The example uses _ => {} for brevity. Production code should match the other variants explicitly.

When tool calling is enabled and the model invokes a tool mid-stream, the engine emits the tool round as a side effect and continues. Client code receives only the final user-facing chunks, not the tool round-trips.

To observe tool rounds, use Response::AgenticToolCallProgress:

use mistralrs::core::AgenticToolCallPhase;
Response::AgenticToolCallProgress {
tool_name, phase, ..
} => {
match phase {
AgenticToolCallPhase::Calling(_) => println!("[calling {tool_name}]"),
AgenticToolCallPhase::Complete(_) => println!("[completed {tool_name}]"),
}
}

These events interleave with content chunks in stream order.

The stream borrows the Model for its lifetime. It can move across await points within the same scope, but to send it down a channel or spawn it in a detached task, clone the Model first and consume the stream inside the task. When the consumer stops polling, the engine pauses generation automatically.

To cancel early, drop the stream. The engine frees the sequence and stops generating. In-flight generated-but-unread tokens are discarded.
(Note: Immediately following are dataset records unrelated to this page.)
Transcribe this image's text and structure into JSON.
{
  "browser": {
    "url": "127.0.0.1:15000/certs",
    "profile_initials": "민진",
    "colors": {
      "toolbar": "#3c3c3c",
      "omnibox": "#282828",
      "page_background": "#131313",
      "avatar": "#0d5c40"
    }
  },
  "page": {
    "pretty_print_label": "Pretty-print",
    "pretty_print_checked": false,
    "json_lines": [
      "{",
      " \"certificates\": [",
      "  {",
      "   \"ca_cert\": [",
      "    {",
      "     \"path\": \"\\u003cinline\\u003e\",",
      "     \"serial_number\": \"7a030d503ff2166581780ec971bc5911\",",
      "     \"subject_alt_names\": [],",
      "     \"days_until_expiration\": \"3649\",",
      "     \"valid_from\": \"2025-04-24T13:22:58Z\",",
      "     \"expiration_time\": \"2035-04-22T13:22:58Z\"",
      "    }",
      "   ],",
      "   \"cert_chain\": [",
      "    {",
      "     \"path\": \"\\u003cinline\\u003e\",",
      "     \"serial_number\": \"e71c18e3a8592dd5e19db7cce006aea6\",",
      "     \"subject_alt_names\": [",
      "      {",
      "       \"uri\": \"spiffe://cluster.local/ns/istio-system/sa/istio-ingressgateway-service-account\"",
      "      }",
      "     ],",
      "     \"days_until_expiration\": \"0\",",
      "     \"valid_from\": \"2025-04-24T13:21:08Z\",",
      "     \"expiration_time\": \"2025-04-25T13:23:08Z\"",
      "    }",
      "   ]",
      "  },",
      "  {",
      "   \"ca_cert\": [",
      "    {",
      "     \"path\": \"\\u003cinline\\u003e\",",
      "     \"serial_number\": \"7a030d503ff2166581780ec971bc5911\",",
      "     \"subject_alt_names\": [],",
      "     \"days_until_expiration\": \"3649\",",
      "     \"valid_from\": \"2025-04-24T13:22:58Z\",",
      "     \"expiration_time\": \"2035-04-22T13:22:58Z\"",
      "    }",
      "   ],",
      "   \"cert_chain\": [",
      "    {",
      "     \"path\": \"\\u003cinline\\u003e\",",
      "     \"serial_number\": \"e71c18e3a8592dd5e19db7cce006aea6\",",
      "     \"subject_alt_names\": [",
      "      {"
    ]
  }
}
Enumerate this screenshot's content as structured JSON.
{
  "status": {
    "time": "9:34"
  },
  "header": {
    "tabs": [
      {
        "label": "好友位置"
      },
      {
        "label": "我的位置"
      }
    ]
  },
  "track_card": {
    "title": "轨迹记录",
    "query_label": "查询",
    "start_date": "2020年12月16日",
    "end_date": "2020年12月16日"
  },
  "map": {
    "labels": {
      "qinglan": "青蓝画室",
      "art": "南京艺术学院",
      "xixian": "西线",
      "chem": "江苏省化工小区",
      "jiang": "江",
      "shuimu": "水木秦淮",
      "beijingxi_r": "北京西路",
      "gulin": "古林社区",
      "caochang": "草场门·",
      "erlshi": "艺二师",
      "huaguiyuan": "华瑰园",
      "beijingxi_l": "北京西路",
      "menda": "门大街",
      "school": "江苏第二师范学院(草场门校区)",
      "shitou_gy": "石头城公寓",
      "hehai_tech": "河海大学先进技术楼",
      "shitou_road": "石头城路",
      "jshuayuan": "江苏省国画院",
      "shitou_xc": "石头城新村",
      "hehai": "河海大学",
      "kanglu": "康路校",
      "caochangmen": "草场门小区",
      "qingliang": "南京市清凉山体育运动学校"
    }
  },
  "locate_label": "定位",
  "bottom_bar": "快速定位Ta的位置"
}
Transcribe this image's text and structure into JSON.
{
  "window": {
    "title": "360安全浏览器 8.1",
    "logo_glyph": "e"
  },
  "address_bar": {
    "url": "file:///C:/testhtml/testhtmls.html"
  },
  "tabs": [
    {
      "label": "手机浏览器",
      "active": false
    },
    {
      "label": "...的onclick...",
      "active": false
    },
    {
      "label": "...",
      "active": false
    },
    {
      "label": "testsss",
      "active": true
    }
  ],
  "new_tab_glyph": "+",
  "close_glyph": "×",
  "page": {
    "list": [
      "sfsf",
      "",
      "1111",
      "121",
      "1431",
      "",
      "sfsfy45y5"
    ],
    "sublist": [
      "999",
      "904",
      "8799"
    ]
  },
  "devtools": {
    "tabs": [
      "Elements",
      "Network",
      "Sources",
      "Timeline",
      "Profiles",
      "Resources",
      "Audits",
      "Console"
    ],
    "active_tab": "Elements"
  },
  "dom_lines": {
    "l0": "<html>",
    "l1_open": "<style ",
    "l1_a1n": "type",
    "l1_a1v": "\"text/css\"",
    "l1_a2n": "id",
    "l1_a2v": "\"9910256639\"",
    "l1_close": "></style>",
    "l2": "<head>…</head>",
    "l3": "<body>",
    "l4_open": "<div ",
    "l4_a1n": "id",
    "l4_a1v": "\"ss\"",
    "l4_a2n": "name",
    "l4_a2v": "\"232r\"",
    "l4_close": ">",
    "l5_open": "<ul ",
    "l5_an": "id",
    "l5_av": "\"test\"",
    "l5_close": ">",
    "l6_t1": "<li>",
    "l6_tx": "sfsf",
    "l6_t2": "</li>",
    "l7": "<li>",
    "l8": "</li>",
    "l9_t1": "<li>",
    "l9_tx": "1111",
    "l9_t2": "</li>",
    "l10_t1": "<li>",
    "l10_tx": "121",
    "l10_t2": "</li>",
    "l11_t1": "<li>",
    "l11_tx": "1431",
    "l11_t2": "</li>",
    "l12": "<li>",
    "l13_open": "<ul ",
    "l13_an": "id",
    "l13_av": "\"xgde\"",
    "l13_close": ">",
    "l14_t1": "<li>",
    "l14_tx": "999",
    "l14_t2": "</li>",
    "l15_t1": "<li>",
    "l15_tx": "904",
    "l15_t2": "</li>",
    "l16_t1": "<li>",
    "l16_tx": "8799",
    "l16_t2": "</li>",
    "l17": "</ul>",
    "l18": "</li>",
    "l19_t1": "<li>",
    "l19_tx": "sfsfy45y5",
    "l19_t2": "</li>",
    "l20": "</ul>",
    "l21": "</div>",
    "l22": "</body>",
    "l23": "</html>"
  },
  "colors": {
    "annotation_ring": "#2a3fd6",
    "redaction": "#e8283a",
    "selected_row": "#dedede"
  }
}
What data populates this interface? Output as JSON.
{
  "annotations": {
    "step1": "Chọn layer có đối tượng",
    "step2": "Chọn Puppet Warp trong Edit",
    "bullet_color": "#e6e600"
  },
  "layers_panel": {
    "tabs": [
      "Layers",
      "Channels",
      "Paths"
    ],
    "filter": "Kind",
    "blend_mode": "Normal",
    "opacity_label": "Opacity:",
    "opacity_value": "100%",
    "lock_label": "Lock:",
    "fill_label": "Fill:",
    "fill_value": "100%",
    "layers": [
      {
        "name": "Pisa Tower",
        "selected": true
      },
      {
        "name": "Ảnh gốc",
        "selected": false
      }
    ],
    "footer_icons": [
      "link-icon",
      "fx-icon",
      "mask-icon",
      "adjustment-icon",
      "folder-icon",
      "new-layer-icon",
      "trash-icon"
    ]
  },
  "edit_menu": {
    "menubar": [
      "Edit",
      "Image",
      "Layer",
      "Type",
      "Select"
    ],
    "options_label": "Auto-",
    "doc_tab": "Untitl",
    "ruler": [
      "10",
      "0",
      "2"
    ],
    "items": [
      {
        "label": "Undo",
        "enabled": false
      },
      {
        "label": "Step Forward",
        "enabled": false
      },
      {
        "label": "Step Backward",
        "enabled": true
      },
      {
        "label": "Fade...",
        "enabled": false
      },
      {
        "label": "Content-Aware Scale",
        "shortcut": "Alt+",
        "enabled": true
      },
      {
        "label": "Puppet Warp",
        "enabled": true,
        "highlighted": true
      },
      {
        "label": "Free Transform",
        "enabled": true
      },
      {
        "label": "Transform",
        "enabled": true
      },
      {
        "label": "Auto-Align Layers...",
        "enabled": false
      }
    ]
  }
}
To stream for early feedback while also assembling the final response:

let mut full_response = String::new();
while let Some(item) = stream.next().await {
if let Response::Chunk(chunk) = item {
if let Some(choice) = chunk.choices.first() {
if let Some(text) = &choice.delta.content {
full_response.push_str(text);
out.write_all(text.as_bytes())?;
out.flush()?;
}
}
}
}
// `full_response` now holds the complete assistant output.

This pattern streams to a terminal or web client while logging the final transcript to a database.